Dr. Saitoh’s research is not only confined to cellular units, but also to neural circuits formed by neurons. He remarks, “While neural circuits are formed in cultures, the criterion to determine their formation is to maintain a stable spontaneous firing frequency. In cultured hippocampal neural circuits, the frequency is neither 10 Hz nor 0.1 Hz, but always at about 1 Hz. I believe that cAMP may be involved in the maintenance of homeostatic firing. However, the quantitative, temporal, and spatial cAMP dynamics are not yet known, and I would like to elucidate them using real-time cAMP imaging techniques.”
Dr. Saitoh adds that it is essential to understand the mechanism of neuronal circuit homeostasis to solve the mysteries of brain diseases. “Alzheimer’s disease, a brain disease, is caused due to the accumulation of amyloid-β, which leads to the death of neurons. Even if some neurons die or have defects in synaptic transmission, they should be able to readjust their circuits through the mechanism of homeostatic firing. By focusing on cAMP and elucidating the mechanism of enhancing neuronal homeostasis, I hope to advance my research to develop drugs that can prevent dementia,” he adds.
Dr. Saitoh has been steadily accumulating tangible results despite the many obstacles he has encountered along the way.
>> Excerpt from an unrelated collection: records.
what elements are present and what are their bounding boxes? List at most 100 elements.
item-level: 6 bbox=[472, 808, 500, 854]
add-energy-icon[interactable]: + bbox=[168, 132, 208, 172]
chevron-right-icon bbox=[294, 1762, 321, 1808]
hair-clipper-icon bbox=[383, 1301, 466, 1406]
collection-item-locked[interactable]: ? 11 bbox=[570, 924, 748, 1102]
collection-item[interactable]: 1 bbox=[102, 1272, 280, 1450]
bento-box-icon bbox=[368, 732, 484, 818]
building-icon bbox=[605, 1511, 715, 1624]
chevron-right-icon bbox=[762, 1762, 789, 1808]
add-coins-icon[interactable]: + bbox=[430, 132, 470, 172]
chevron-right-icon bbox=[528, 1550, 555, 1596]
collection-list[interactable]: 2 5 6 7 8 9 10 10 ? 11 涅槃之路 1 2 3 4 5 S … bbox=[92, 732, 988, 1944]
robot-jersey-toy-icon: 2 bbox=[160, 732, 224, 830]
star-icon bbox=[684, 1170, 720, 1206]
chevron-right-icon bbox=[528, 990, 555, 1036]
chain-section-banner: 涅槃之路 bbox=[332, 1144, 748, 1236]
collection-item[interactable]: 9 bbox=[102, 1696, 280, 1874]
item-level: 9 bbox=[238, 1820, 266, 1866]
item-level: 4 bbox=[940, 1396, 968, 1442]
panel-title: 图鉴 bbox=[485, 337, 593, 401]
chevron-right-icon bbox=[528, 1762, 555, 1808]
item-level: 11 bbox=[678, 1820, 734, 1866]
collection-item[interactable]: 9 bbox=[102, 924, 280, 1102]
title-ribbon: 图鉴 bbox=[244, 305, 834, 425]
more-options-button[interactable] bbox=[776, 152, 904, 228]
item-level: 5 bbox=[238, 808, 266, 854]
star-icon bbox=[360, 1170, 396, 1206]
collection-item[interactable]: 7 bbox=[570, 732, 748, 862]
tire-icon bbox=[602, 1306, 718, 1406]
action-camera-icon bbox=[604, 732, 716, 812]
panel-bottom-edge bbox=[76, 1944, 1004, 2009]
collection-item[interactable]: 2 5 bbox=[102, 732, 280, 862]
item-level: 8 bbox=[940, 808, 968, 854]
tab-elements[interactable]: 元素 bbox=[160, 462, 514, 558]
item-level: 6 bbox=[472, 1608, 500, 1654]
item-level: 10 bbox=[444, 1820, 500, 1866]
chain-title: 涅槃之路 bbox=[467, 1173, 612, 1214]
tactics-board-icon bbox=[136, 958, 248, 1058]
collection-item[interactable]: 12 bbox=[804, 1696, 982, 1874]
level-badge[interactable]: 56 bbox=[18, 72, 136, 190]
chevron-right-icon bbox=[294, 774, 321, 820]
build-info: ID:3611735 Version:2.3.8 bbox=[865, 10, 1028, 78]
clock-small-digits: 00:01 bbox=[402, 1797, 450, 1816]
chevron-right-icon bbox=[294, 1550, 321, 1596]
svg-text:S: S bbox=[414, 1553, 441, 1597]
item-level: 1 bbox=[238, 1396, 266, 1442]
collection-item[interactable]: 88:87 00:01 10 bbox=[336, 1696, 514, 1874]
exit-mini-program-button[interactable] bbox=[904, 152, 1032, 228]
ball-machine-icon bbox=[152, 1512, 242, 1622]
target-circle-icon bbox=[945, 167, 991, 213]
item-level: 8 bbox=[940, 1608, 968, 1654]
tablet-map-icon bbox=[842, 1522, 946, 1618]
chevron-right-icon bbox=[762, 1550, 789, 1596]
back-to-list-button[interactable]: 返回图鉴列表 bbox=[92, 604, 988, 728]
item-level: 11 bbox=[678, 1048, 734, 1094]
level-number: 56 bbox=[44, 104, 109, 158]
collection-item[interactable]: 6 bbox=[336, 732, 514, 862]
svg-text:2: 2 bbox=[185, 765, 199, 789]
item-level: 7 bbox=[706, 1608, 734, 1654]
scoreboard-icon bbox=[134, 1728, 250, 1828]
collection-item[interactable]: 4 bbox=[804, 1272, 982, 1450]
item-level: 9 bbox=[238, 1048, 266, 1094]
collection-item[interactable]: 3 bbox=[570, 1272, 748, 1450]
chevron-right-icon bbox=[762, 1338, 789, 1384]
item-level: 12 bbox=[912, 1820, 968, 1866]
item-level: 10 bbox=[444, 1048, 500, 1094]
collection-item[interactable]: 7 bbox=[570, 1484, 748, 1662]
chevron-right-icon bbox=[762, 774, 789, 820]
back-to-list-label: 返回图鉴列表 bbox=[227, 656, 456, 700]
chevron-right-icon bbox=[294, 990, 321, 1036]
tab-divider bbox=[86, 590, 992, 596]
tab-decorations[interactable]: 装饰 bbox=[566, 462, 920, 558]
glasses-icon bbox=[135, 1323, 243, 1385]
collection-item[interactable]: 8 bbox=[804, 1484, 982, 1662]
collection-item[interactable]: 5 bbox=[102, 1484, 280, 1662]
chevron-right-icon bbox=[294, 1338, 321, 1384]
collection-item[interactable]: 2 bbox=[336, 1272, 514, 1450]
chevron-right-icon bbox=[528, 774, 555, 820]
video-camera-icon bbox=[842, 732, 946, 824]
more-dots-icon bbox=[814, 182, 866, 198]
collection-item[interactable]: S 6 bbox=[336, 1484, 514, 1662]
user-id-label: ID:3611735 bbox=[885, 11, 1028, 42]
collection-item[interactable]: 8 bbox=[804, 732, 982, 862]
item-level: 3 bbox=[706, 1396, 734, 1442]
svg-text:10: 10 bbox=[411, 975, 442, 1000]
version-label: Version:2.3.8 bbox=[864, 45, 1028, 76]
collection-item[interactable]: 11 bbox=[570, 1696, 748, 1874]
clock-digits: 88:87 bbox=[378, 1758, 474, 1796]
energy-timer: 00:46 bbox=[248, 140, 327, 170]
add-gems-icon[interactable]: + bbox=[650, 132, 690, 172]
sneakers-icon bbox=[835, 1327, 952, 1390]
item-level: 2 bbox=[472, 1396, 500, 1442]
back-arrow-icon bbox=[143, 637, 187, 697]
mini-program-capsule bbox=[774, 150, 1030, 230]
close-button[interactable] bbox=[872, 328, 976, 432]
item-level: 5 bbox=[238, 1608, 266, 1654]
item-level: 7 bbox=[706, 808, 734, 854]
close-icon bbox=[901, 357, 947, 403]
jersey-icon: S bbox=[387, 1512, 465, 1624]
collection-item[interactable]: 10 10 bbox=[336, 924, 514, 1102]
He remarks that the joy of conducting research is closely linked to solving problems one by one and proving his hypotheses. “I am so fascinated by basic research that I cannot think of following any other path but that of a researcher,” he says, then adds with a smile, “I am making efforts to convey this fascination to my students. It would be a great honor for me if they contributed and enjoyed working in my field of research.” The enthusiasm and joy with which Dr. Saitoh hopes for his students’ success and the fruits of the development in his research field is truly inspiring.